Current personal loan statistics in 2026

While most personal loan interest rates are fixed, federal rate changes and inflation do impact interest rates for new loan borrowers, although indirectly.

As the cost of living rises and more Americans take on personal loan debt, it is important for consumers to understand how inflation and federal rate changes can affect their loans. Understanding current interest rate statistics and personal loan information can help you better plan for your own borrowing needs and get the best out of your loan.

Bankrate’s take: Before borrowing money, use a personal loan calculator to see what rates and terms work best for your budget.

  • The average personal loan interest rate is 12.20%.
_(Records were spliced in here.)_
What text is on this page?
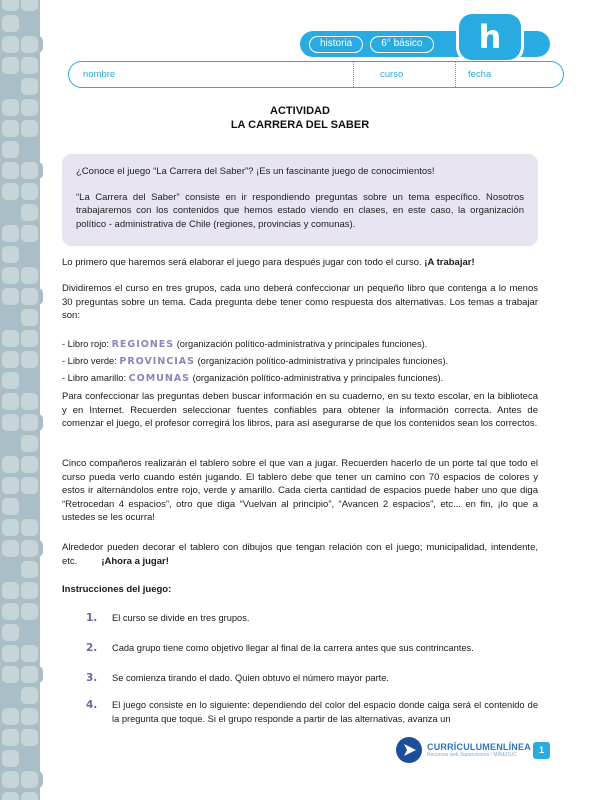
historia	6° básico	h
nombre	curso	fecha
ACTIVIDAD
LA CARRERA DEL SABER

¿Conoce el juego “La Carrera del Saber”? ¡Es un fascinante juego de conocimientos!

“La Carrera del Saber” consiste en ir respondiendo preguntas sobre un tema específico. Nosotros trabajaremos con los contenidos que hemos estado viendo en clases, en este caso, la organización político - administrativa de Chile (regiones, provincias y comunas).

Lo primero que haremos será elaborar el juego para después jugar con todo el curso. ¡A trabajar!

Dividiremos el curso en tres grupos, cada uno deberá confeccionar un pequeño libro que contenga a lo menos 30 preguntas sobre un tema. Cada pregunta debe tener como respuesta dos alternativas. Los temas a trabajar son:

- Libro rojo: REGIONES (organización político-administrativa y principales funciones).
- Libro verde: PROVINCIAS (organización político-administrativa y principales funciones).
- Libro amarillo: COMUNAS (organización político-administrativa y principales funciones).

Para confeccionar las preguntas deben buscar información en su cuaderno, en su texto escolar, en la biblioteca y en Internet. Recuerden seleccionar fuentes confiables para obtener la información correcta. Antes de comenzar el juego, el profesor corregirá los libros, para así asegurarse de que los contenidos sean los correctos.

Cinco compañeros realizarán el tablero sobre el que van a jugar. Recuerden hacerlo de un porte tal que todo el curso pueda verlo cuando estén jugando. El tablero debe que tener un camino con 70 espacios de colores y estos ir alternándolos entre rojo, verde y amarillo. Cada cierta cantidad de espacios puede haber uno que diga “Retrocedan 4 espacios”, otro que diga “Vuelvan al principio”, “Avancen 2 espacios”, etc... en fin, ¡lo que a ustedes se les ocurra!

Alrededor pueden decorar el tablero con dibujos que tengan relación con el juego; municipalidad, intendente, etc.	¡Ahora a jugar!

Instrucciones del juego:

1.	El curso se divide en tres grupos.
2.	Cada grupo tiene como objetivo llegar al final de la carrera antes que sus contrincantes.
3.	Se comienza tirando el dado. Quien obtuvo el número mayor parte.
4.	El juego consiste en lo siguiente: dependiendo del color del espacio donde caiga será el contenido de la pregunta que toque. Si el grupo responde a partir de las alternativas, avanza un
CURRÍCULUMENLÍNEA
Recursos web Supervisores / MINEDUC	1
  • Bankrate’s lenders have interest rates ranging from 6.24% to 35.99%.

  • The average personal loan debt per borrower in the U.S. in September 2025 was $11,724.

  • U.S. inflation is currently sitting at 3% month over month.

  • The Federal Reserve has dropped the federal funds rate three times in 2025.

  • The current federal funds target rate is 3.5 to 3.75%.

  • Credit score, loan amount and lender may influence the interest rate. Prequalifying for a personal loan will give you the best idea of your individual rate.

Interest rates for personal loans, mortgages, auto loans and other financing products are determined, in part, by decisions from the Federal Reserve (the Fed) to raise or lower the federal funds rate. When the funds rate goes up, interest rates tend to rise, making it cost more to borrow money. You’ll pay more each month, and you’ll pay more in total interest over the life of the loan.

You can often tell when something major has happened in the country by the way rates react. Typically, something that jolts the economy — like a recession or global event — prompts the Fed to drop the federal funds rate to help it recover. Over time, rates may increase or plateau as the economy gets better.

Just look at the last 20 years: As the country recovered from the Great Recession, the Fed dropped rates to help stimulate the economy, causing the average personal loan rate to drop. Rates fell again during the pandemic, rebounded in its aftermath, and have since stabilized and begun inching downward.

Credit score can impact the interest rate you get on a personal loan. Since credit scores help show how someone handles their debt, lenders use them to determine the risk of lending money to a borrower. The higher your credit score, the better your rate may be.